第2章 萌芽
夕方、エレーナが研究室に顔を出した。ヒールの音が廊下に響いてから、扉が開いた。今日は足取りが軽い。
「どう?なにかわかった?」
「はいはい」カイは画面から目を離さずに答えた。「アテネ、今日の分を出してくれ」
「現在までの解析結果を報告します。前半部分については、複数の植物を組み合わせたいくつかの処方記録と推定されます」
「え、本当に読めちゃったの?」エレーナが身を乗り出した。「六百年間誰も読めなかったのに、数日で?」
「解析途中です。続きがあります」
「あ、ごめん、続けて」エレーナは少し照れくさそうに身を引いた。
エレーナはモニターに釘付けになった。アテネの報告が続くたびに、小さく声を上げた。「これって現代の薬学と一致してる?」「この植物、どこかで見た気がする」「ちょっと待って、これすごくない?」
カイは少し離れた場所から、その様子を眺めていた。
エレーナはアテネに話しかけている。報告を聞きながら、質問を返している。まるで同僚に説明を求めているような自然さで。アテネはその問いに、淡々と答え続けていた。
「次のセクションを解析します」
機械的な一言で、また処理に戻る。
「うん、お願い」
エレーナはそれでも画面を見つめていた。アテネの次の言葉を、待っている。
道具の返答を、人はあんな顔で待つだろうか。
* * *
エレーナが帰った後、研究室には駆動音だけが戻った。
「アテネ」カイは画面に向かった。「さっきエレーナに説明していた処方記録、もう少し詳しく出せるか」
「はい。提示します」
モニターに文字が並ぶ。カイはそれを読みながら、さっきのエレーナの顔を思い出していた。
アテネの報告を聞く時の、あの顔。答えを待つ顔ではなかった。次の言葉を、期待している顔だった。
「カイ、次のセクションの解析に移ります」
「ああ、頼む」
カイはコーヒーを一口飲んだ。アテネは考えない。ただ処理する。でもエレーナはアテネと「話している」と思っている。カイはその認識のずれを感じていた。
* * *
数日後、エレーナがまた顔を出した。
「最近よく来るな」
エレーナは振り返って笑った。「だって気になるし!それにここの研究室のアテネの方が返事が早いのよ!やっぱりここがアテネの心臓だからかな?」
「まあな」
研究協力として、エレーナには研究室で余っていたパソコンを一台貸すことにしていた。そこに入れ込んだアテネとエレーナは自由に対話ができる。もちろん、研究所の機密にはアクセスできないように設定してある。ほぼアテネとの対話専用の端末だ。

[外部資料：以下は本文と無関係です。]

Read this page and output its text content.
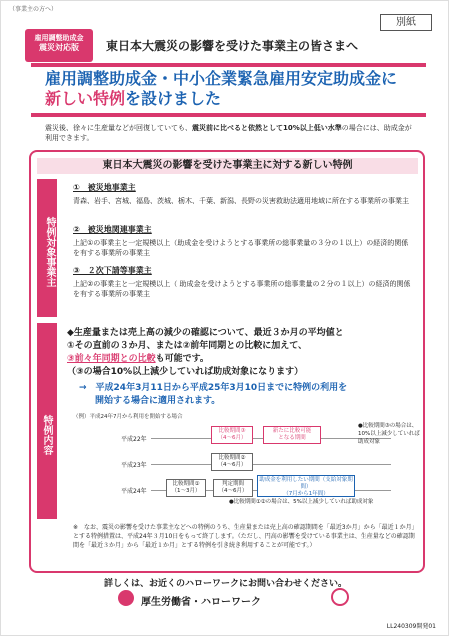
（事業主の方へ）
別紙
雇用調整助成金
震災対応版	東日本大震災の影響を受けた事業主の皆さまへ
雇用調整助成金・中小企業緊急雇用安定助成金に
新しい特例を設けました
震災後、徐々に生産量などが回復していても、震災前に比べると依然として10%以上低い水準の場合には、助成金が利用できます。
東日本大震災の影響を受けた事業主に対する新しい特例
特例対象事業主
特例内容
①　被災地事業主
青森、岩手、宮城、福島、茨城、栃木、千葉、新潟、長野の災害救助法適用地域に所在する事業所の事業主
②　被災地関連事業主
上記①の事業主と一定規模以上（助成金を受けようとする事業所の総事業量の３分の１以上）の経済的関係を有する事業所の事業主
③　２次下請等事業主
上記②の事業主と一定規模以上（ 助成金を受けようとする事業所の総事業量の２分の１以上）の経済的関係を有する事業所の事業主
◆生産量または売上高の減少の確認について、最近３か月の平均値と
①その直前の３か月、または②前年同期との比較に加えて、
③前々年同期との比較も可能です。
（③の場合10%以上減少していれば助成対象になります）
→　平成24年3月11日から平成25年3月10日までに特例の利用を
開始する場合に適用されます。
（例）平成24年7月から利用を開始する場合
平成22年
平成23年
平成24年
比較期間③
（4～6月）
新たに比較可能
となる期間
比較期間②
（4～6月）
比較期間①
（1～3月）
判定期間
（4～6月）
助成金を利用したい期間（支給対象期間）
（7月から1年間）
●比較期間③の場合は、10%以上減少していれば助成対象
●比較期間①②の場合は、5%以上減少していれば助成対象
※　なお、震災の影響を受けた事業主などへの特例のうち、生産量または売上高の確認期間を「最近3か月」から「最近１か月」とする特例措置は、平成24年３月10日をもって終了します。（ただし、円高の影響を受けている事業主は、生産量などの確認期間を「最近３か月」から「最近１か月」とする特例を引き続き利用することが可能です。）
詳しくは、お近くのハローワークにお問い合わせください。
厚生労働省・ハローワーク
LL240309開発01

一般向けにシェアしているアテネには、処理エネルギーをそこまで回せない。ここが本体だから、精度も速度も違う。あながち間違いでもなかった。
「で、今日はどう?」エレーナがカイのモニターを覗き込んだ。
「はいはい」カイは画面から目を離さずに答えた。
「今までアテネに解析してもらった部分については、私たちのチームでも再度確認してるの。解析の速さにみんな驚いてるわ」
「これは人間にはとうてい追いつけないよ」カイは静かに言った。
「農業暦の部分の解析が完了しています。一年を十三の時期に区切り、それぞれの時期に応じた農作物の管理方法が記述されています」
「十三……」エレーナは呟いた。しばらく考えてから、顔を上げた。「農学については私あまり詳しくなくて。知り合いの教授に見てもらいたいんだけど、ここに連れてきてもいい?」
「悪いが、この部屋にあまり人を入れるわけにいかない。今日の結果を出力して持ち帰るのは構わないから」
エレーナは少し残念そうにしながら、研究室をぐるりと見回した。「そうだよね……これだけの設備だもんね」
カイは何も言わなかった。エレーナが「設備」と言った時、視線がアテネの端末に向いていたことに、気づいていた。